Have you seen Microsoft's new Security Bulletin Search site, which went live late last week? The new site is XML based and lets you perform specific searches for relevant security problems by refining your search based on product and service pack. For example, you can select Windows NT 4.0 Server and Service Pack 6a (SP6a) and quickly get a list of all related security fixes that you can install on NT 4.0 Server systems running SP6a.
According to Eric Schultze, security program manager at Microsoft, the new functionality was the most frequently requested improvement, and Microsoft is happy to finally be able to provide it. I spoke with Schultze last week, and he told me that Microsoft worked with Shavlik Technologies to produce the new site; Shavlik built the XML code as well as an editor for Microsoft to input all the relevant data. You can look at the new site, its associated XML file, and a FAQ at the following Web sites.

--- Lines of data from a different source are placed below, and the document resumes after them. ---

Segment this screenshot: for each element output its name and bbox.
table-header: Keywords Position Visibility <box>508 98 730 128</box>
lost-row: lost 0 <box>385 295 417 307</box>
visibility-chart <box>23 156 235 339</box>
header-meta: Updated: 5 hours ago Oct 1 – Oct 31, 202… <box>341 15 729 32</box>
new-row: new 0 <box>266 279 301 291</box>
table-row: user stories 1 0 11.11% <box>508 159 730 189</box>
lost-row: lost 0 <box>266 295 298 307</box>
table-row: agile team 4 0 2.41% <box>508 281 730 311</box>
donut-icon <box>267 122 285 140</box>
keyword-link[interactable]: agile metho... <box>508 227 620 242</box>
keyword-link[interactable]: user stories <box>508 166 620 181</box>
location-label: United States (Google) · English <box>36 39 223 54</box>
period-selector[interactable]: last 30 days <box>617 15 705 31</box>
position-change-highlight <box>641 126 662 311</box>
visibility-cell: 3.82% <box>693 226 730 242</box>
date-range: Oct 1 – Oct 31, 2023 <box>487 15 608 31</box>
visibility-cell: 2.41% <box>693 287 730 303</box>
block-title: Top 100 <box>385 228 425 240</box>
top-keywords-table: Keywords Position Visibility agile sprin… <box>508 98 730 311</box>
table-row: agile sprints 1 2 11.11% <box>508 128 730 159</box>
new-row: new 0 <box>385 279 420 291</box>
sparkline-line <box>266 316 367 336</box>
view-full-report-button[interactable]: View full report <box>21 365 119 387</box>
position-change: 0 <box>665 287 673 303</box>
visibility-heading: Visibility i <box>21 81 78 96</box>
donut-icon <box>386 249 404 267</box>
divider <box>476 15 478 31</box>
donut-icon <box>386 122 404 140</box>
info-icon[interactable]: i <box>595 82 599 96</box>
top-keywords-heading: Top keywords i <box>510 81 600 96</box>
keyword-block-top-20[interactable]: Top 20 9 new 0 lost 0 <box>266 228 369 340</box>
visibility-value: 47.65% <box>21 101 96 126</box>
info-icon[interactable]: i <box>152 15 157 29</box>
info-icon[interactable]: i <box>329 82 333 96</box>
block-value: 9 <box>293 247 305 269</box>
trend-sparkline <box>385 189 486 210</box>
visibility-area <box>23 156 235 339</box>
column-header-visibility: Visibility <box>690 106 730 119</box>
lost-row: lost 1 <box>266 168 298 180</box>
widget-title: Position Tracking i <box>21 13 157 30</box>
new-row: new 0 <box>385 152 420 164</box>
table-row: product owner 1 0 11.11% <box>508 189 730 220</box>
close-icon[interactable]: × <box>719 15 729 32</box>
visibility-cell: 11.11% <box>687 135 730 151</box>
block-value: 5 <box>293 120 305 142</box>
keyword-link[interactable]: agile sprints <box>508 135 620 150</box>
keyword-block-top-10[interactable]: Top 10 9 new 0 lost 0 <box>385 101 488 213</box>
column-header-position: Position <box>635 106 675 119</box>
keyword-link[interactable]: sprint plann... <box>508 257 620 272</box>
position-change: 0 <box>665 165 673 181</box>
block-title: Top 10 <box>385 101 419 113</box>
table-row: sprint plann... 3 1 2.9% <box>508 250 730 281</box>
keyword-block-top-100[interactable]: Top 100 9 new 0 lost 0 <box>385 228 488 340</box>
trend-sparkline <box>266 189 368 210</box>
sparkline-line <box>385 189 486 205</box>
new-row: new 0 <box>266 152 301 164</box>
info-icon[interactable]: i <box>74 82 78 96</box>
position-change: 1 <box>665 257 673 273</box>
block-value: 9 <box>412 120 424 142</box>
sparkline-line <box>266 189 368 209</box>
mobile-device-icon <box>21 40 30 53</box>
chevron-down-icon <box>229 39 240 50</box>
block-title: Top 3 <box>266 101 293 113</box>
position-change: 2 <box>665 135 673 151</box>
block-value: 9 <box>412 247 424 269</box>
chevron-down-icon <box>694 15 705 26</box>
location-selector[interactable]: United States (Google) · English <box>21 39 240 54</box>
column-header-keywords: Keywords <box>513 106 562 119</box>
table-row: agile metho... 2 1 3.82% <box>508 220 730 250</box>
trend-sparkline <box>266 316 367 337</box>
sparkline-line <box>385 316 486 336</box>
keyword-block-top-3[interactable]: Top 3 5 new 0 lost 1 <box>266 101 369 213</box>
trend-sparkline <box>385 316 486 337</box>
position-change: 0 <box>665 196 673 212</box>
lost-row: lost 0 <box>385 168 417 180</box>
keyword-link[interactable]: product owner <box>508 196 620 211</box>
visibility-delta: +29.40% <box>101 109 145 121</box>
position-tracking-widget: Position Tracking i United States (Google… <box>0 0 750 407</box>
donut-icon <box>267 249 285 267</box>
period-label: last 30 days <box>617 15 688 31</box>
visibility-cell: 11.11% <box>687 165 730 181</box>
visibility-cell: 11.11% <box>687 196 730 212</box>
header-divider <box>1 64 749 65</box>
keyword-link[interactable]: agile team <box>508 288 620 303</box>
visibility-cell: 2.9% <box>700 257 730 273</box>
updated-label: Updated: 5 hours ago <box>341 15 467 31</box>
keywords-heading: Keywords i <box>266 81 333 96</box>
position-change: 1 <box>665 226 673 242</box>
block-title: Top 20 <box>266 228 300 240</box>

Shultze also said that Shavlik developed a method to package the XML into a compressed cabinet format (CAB) file. Microsoft is updating its HFCheck tool (which scans IIS 5.0 systems to ensure they have the latest hotfixes installed), and the new release will be able to download that CAB file and expand it for use when scanning systems. Each time Microsoft updates the XML file with new information, the CAB file is updated automatically. According to Schultze, the new version of HFCheck won't be ready for several more weeks. You can download the current version of HFCheck here.
HFCheck is a slick tool, but what about scanning other Microsoft products to ensure they have the latest hotfixes? Schultze said that he requested that Microsoft's development group create a command-line tool that can scan Windows 2000 and NT 4.0, as well as major applications for missing security hotfixes. I have no idea when such a tool will be available, but I'll let you know as soon as I hear anything.
Microsoft's implementation of XML for hotfixes is a great step forward. Third-party vendors can now download the XML and use it in their own scanning products. Shavlik has a tool available now called QuickInspector that uses an XML database to scan for security problems in Microsoft Office, Outlook, Win2K, NT, Whistler, Windows Me, and Windows 9x systems. Check it out here. You'll hear more interesting news about this particular tool sometime in the near future! Stay tuned.
To learn more about security-related improvements underway at Microsoft, be sure to read the company's article, "Getting to the Third Wave of Security Responsiveness," by Scott Culp. You can find it here.
Before I sign off this week, I want to let you know about another new Win2K security resource. Phil Cox, author of "Windows 2000 Security Handbook" (ISBN 0072124334), has condensed Chapter 21 from his book into a document called "Hardening Windows 2000." The document is freely available in Adobe PDF.